Idiopathic pulmonary fibrosis (IPF) is a progressive and fatal lung disease marked by dysregulated extracellular matrix remodeling and oxidative stress. Current challenges in IPF management include the lack of precise tools for early diagnosis, dynamic monitoring of fibrosis progression, and real-time therapeutic evaluation. However, developing a versatile material with integrated diagnosis and precision treatment tracking for IPF remains a great challenge.

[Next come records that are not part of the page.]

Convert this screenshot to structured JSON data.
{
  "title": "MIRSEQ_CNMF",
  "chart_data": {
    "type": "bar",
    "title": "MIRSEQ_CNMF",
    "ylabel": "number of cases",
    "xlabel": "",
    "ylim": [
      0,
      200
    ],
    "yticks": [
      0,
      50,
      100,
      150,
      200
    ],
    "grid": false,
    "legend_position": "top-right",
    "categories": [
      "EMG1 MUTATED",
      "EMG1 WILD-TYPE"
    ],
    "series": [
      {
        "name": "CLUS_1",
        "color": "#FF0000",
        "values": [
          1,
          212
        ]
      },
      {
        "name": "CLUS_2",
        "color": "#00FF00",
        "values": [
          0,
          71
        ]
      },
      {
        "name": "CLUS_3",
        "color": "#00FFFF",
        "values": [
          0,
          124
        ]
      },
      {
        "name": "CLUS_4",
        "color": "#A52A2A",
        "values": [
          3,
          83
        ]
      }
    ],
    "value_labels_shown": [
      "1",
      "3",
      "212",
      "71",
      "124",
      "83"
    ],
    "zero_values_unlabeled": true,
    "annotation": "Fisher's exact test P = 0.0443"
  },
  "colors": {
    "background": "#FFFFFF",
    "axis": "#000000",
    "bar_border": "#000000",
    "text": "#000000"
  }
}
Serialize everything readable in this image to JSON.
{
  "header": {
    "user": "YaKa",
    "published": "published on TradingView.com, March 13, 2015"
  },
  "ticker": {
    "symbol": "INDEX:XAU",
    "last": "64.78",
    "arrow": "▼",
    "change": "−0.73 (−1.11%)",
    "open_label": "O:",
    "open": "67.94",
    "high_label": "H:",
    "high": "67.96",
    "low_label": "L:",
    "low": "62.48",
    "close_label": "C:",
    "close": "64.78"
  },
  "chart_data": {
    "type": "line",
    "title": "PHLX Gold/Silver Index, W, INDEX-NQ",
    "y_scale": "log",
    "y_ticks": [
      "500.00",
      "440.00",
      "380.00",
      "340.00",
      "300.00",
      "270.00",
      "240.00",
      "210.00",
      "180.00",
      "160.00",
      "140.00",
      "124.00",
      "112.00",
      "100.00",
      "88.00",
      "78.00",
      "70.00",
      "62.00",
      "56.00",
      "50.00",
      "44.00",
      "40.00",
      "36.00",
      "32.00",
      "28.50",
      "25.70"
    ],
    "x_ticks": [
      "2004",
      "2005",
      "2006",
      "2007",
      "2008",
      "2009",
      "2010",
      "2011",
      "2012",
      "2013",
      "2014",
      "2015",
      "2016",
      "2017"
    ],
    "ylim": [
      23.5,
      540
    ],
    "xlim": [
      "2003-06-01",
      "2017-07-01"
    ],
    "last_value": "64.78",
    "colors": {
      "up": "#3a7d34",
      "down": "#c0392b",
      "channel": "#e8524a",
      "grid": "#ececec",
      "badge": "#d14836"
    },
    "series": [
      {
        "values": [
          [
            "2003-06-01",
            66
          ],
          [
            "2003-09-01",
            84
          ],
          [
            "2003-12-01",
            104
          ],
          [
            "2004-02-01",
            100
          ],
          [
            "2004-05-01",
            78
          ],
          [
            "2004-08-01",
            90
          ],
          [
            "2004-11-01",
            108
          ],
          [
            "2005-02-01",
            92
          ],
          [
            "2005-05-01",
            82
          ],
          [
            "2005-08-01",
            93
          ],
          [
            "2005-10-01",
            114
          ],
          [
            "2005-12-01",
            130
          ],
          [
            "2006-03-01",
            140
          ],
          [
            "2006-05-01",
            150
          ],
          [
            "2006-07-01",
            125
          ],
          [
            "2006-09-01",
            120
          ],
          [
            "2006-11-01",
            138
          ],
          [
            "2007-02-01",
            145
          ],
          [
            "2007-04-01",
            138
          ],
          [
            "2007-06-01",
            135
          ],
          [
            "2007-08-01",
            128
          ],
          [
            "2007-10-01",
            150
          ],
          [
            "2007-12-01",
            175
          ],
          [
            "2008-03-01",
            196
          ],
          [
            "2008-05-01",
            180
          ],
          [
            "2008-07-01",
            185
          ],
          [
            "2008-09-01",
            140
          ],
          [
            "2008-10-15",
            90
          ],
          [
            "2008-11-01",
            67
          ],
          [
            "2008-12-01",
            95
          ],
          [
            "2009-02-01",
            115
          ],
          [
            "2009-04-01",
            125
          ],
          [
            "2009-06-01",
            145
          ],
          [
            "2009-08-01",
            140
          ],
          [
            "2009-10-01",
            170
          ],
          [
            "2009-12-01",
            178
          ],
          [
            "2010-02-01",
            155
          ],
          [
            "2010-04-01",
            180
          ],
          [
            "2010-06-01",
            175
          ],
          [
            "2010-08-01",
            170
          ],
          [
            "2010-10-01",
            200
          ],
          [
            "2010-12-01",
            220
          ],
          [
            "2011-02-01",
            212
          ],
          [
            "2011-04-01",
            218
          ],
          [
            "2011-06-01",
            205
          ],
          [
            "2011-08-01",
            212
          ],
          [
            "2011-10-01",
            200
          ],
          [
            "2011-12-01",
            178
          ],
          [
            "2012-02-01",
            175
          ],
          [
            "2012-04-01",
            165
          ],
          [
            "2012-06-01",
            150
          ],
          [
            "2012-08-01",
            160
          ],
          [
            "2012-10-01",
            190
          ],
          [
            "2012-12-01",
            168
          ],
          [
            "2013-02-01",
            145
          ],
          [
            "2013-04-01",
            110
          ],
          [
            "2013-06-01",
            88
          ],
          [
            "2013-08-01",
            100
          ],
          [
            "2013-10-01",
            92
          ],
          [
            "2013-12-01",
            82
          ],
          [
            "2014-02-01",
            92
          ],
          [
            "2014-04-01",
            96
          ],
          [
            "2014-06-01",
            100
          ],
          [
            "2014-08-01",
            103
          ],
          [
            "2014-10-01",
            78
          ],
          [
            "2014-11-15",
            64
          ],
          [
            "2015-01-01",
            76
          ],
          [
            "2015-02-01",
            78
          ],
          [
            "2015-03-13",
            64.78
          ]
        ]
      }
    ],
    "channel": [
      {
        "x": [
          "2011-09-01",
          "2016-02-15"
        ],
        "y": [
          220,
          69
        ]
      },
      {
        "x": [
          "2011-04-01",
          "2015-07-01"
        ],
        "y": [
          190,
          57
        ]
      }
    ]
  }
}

Given that hypochlorous acid (HOCl) plays a crucial oxidative role in IPF, we report an allysine-reactive near-infrared (NIR) fluorescent probe (MBT), which leverages covalent bonding between its amino group and aldehyde allysine (a fibrosis biomarker) to achieve spatiotemporally resolved targeting of fibrotic lesions. This strategy enables HOCl-activated NIR imaging with high specificity and sensitivity, facilitating real-time tracking of oxidative stress dynamics in IPF. Using MBT, we dynamically mapped stage-dependent HOCl fluctuations in IPF mice and established a robust correlation between fluorescence signals and fibrotic severity, underscoring its potential for early diagnosis of IPF. Furthermore, MBT served as an imaging-guided precision therapeutic platform, revealing the dual attenuation of HOCl-driven oxidative injury and fibrosis during astaxanthin (AST) treatment. Mechanistic studies demonstrated that AST alleviated HOCl-mediated pathology by modulating the Nrf2/HO-1 antioxidant axis and suppressing mitochondria-dependent apoptosis. Thus, the development of this probe has great potential for early and rapid prediction of IPF progression and improved treatment.